Each £150m aircraft must now be checked before being cleared to fly again - with each check taking up to six hours.

It is a hugely embarrassing turn of events for the programme and has been described to Sky News by a senior defence industry source as a "cock up of epic proportions".

Smoke rises at the site of a F-35 jet crash in Beaufort, South Carolina
Image:Smoke rises at the site of a F-35 jet crash in Beaufort, South Carolina

In a statement, F-35 programme spokesman Joe DellaVedova said the checks should be complete by the end of the week, adding: "If suspect fuel tubes are installed, the part will be removed and replaced.

"If known good fuel tubes are already installed, then those aircraft will be returned to flight status.

"Inspections are expected to be completed within the next 24 to 48 hours."
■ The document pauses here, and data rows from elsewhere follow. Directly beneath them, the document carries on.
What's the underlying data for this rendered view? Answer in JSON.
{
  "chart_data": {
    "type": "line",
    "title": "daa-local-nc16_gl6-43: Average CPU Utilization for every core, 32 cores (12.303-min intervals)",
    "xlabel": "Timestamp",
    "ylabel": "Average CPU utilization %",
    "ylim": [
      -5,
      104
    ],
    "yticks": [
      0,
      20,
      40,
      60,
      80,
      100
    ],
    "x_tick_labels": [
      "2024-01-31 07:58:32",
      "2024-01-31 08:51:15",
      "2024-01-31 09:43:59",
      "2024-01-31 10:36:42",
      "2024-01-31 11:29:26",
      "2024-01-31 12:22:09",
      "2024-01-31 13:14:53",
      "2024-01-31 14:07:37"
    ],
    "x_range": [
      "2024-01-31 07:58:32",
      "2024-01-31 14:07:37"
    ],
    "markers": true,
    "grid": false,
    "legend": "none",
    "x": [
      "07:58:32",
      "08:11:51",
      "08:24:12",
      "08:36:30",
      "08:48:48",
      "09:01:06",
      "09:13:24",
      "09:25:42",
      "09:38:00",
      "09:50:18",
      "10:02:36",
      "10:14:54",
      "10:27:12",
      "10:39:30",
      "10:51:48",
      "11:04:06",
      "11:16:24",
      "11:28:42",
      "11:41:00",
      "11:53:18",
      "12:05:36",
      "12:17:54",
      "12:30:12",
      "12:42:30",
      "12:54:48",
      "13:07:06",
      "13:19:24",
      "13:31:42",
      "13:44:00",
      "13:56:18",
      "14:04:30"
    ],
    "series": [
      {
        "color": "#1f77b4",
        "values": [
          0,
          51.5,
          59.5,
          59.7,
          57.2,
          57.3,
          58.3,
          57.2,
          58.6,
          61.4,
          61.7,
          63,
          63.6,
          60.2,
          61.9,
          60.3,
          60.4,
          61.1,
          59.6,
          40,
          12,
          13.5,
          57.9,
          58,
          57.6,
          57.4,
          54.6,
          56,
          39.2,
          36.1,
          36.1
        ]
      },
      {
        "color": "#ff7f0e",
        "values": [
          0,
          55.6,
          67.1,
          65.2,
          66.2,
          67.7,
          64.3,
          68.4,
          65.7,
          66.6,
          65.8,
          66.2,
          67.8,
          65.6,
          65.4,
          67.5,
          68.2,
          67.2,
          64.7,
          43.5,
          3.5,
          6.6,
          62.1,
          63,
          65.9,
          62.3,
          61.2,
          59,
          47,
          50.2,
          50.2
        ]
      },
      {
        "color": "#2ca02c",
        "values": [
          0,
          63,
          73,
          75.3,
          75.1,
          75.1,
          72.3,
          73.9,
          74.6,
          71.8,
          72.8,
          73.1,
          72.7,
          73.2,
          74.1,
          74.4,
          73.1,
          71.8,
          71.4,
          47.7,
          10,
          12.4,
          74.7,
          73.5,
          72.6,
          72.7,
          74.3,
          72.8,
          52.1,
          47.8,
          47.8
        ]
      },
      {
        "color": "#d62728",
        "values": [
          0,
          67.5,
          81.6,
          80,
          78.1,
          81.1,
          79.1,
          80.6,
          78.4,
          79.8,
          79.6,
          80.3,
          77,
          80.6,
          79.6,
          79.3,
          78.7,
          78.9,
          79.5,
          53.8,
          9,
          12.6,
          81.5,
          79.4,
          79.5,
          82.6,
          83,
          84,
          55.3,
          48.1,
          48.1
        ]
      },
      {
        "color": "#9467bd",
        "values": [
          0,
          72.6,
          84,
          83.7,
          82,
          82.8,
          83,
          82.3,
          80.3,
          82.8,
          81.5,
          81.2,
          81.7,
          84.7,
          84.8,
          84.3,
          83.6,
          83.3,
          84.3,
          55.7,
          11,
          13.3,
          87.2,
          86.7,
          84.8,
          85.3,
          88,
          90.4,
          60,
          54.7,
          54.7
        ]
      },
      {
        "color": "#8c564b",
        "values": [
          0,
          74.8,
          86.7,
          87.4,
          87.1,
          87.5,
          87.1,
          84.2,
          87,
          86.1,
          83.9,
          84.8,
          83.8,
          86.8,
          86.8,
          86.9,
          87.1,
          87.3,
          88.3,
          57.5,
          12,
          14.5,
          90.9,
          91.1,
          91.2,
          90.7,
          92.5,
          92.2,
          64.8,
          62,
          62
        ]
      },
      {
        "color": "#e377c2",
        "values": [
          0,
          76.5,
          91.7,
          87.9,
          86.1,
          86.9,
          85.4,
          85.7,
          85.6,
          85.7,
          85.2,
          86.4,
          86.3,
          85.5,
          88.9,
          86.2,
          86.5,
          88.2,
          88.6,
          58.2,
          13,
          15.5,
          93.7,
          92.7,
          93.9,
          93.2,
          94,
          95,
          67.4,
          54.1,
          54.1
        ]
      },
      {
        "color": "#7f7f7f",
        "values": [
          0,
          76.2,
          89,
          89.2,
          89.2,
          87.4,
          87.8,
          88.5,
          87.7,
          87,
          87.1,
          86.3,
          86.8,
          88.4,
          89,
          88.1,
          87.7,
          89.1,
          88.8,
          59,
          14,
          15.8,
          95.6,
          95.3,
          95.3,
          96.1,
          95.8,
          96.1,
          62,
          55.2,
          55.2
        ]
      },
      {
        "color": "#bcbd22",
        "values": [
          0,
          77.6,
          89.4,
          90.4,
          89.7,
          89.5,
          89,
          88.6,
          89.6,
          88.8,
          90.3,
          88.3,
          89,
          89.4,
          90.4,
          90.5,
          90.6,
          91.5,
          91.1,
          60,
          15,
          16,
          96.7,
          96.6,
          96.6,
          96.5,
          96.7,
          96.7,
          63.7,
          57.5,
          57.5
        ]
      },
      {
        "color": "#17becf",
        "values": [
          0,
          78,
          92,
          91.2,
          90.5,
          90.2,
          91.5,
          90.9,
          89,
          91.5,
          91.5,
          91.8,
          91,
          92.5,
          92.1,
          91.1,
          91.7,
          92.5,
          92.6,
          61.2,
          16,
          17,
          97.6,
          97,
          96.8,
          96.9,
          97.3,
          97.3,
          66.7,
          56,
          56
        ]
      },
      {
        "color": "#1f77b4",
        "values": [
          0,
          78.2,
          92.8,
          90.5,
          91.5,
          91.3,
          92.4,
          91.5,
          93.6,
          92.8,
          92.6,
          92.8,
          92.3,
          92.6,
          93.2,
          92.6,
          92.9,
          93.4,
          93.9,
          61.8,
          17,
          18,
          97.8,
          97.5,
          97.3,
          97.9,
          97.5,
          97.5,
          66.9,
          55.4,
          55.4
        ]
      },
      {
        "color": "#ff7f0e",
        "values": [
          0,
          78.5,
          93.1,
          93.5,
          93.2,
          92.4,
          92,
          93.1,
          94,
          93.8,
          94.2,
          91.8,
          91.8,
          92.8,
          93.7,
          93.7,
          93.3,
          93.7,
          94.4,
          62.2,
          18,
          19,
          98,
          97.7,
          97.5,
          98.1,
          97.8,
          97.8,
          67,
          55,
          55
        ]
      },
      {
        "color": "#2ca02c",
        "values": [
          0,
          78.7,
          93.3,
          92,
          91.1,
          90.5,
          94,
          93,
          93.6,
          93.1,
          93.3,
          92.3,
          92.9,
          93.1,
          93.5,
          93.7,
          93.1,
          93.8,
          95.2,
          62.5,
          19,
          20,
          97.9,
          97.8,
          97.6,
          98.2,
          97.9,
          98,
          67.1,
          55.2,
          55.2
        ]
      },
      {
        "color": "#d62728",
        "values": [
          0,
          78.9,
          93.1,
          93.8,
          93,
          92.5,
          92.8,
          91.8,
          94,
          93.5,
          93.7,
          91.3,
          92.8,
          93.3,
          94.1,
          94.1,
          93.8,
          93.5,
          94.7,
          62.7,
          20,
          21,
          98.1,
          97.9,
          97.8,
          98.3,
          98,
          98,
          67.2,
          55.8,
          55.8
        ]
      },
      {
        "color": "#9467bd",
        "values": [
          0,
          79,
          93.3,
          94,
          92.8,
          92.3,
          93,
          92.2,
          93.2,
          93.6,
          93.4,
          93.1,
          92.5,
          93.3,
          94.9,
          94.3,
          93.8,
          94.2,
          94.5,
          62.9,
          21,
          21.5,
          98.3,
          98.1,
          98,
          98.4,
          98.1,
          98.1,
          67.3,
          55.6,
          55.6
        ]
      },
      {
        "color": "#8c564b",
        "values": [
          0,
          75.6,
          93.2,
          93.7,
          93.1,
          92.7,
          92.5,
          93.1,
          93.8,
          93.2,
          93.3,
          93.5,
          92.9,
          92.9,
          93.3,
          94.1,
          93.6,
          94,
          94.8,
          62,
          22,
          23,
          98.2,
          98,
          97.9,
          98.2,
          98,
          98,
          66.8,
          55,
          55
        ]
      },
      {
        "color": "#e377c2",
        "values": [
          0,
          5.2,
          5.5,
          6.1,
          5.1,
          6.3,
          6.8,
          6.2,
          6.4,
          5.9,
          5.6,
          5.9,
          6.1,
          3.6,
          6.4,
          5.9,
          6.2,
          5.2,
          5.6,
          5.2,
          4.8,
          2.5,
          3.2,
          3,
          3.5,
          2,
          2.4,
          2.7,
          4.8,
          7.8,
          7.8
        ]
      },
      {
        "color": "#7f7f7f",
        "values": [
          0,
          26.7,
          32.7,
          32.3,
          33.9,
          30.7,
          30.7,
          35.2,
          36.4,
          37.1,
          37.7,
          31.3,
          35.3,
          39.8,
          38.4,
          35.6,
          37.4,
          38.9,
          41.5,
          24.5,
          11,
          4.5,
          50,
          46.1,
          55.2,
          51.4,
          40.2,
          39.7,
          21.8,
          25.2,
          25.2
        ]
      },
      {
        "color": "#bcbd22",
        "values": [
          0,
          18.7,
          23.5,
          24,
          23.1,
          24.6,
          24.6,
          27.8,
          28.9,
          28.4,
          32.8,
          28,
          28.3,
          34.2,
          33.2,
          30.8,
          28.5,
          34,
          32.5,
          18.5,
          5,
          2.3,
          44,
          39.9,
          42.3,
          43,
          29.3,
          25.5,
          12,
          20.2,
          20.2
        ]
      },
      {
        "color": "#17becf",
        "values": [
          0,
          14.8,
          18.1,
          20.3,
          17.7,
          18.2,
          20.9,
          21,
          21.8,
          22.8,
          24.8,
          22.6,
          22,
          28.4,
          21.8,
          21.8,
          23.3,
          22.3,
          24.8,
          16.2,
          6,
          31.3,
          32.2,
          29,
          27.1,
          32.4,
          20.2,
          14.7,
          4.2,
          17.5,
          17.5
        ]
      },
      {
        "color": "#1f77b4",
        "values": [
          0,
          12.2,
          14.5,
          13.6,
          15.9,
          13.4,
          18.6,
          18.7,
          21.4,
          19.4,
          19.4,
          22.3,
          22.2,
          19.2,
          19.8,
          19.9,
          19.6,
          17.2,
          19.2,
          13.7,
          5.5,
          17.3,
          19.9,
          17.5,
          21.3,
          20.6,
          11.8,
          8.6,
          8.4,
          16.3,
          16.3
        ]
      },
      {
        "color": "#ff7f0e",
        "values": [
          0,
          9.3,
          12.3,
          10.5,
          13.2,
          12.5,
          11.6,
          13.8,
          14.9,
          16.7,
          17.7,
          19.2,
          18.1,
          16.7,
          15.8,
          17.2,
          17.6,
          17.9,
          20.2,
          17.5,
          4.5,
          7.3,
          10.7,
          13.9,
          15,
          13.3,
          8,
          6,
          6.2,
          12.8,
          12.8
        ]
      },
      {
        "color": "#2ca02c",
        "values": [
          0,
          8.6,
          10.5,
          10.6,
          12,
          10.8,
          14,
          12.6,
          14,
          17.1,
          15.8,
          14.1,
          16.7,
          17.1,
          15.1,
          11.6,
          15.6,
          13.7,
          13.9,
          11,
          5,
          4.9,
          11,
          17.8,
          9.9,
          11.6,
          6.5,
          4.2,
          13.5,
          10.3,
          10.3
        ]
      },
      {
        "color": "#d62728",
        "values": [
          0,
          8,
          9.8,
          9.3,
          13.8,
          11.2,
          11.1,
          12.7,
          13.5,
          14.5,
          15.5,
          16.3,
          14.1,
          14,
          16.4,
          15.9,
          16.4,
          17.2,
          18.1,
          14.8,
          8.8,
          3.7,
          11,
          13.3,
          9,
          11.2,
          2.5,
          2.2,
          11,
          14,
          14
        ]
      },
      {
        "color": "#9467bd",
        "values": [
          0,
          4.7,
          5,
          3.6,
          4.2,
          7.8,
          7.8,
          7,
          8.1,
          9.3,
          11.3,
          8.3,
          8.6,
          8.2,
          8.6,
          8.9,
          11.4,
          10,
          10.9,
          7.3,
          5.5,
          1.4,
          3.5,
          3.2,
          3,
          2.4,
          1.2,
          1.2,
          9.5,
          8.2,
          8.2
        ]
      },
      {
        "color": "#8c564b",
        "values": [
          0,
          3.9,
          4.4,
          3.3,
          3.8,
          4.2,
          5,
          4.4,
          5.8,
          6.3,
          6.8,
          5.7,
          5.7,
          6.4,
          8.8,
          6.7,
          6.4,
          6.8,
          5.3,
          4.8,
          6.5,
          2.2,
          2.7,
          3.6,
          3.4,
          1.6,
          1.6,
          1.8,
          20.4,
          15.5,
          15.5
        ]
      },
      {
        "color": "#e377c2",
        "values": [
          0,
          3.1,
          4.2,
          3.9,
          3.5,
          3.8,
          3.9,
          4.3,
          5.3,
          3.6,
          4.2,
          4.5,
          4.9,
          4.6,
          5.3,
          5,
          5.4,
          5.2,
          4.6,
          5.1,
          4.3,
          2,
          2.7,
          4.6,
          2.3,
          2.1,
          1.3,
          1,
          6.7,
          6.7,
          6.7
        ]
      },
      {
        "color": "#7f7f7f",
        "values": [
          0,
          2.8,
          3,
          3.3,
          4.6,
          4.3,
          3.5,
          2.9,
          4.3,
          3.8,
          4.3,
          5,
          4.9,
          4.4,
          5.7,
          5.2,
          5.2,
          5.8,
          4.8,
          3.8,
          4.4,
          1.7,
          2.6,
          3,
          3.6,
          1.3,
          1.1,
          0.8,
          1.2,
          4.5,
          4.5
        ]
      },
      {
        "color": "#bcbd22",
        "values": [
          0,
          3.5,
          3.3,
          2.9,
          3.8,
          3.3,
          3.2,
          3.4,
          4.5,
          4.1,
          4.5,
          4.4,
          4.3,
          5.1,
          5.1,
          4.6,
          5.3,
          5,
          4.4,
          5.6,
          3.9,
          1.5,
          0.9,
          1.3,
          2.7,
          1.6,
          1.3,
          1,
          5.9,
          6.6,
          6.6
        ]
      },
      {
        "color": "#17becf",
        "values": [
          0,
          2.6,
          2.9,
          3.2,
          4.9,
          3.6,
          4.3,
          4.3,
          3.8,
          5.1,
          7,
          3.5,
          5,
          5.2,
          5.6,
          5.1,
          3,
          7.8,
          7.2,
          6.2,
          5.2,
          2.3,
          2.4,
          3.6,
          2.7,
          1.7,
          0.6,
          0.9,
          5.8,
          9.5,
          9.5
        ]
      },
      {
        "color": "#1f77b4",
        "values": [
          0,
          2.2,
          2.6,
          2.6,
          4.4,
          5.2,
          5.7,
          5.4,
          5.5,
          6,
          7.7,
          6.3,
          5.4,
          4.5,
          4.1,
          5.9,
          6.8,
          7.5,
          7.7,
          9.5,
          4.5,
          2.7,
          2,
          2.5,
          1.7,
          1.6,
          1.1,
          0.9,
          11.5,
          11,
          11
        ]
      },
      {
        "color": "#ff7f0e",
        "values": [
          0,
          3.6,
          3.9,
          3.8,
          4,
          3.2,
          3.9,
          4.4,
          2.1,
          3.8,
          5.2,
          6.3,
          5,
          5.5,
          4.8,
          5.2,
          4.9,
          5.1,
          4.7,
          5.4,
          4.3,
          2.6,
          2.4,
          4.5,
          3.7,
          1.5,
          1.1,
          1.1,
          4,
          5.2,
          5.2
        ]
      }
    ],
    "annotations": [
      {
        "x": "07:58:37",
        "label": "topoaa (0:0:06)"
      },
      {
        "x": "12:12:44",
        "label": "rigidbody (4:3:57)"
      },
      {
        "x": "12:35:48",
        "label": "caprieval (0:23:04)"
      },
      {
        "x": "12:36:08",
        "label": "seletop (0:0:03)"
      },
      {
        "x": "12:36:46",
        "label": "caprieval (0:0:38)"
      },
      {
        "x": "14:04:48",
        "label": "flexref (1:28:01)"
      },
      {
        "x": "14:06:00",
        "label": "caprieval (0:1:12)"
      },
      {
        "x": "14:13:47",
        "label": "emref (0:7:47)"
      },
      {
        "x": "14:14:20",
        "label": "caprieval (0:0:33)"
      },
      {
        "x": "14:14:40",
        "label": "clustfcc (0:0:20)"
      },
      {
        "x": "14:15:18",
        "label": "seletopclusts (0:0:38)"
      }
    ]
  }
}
Depending on how many aircraft are affected, the future progress of the programme - which is already the most expensive in history - could be in jeopardy.

The programme is led by the Pentagon but Britain is its only tier one partner.

Britain has 16 F-35B jets and has pledged to buy 138 in total.

HMS Queen Elizabeth welcomes F-35B fighter jets on decks

The faulty part is believed to have been made by US engine manufacturer Pratt & Whitney.

Pratt & Whitney would only say in a statement that they are "supporting the US Marine Corp investigation into the incident".

The Royal Navy has told Sky News that one of the F-35s onboard the new aircraft carrier HMS Queen Elizabeth has been checked and is flying again.

The F-35s stationed at RAF Marham in Norfolk are yet to be checked but are not due to fly this week.

"Safety is our paramount concern, therefore the UK has decided to pause some F-35 flying as a precautionary measure while we consider the findings of an ongoing enquiry," an MoD spokesman said.

"F-35 flight trials from the aircraft carrier, HMS Queen Elizabeth, are continuing and the programme remains on schedule to provide our armed forces with a game-changing capability.

"We will continue to review the situation as further information becomes available."

The first F-35B jets only landed on HMS Queen Elizabeth last month.

They are now in a period of flight trials off the east coast of the US.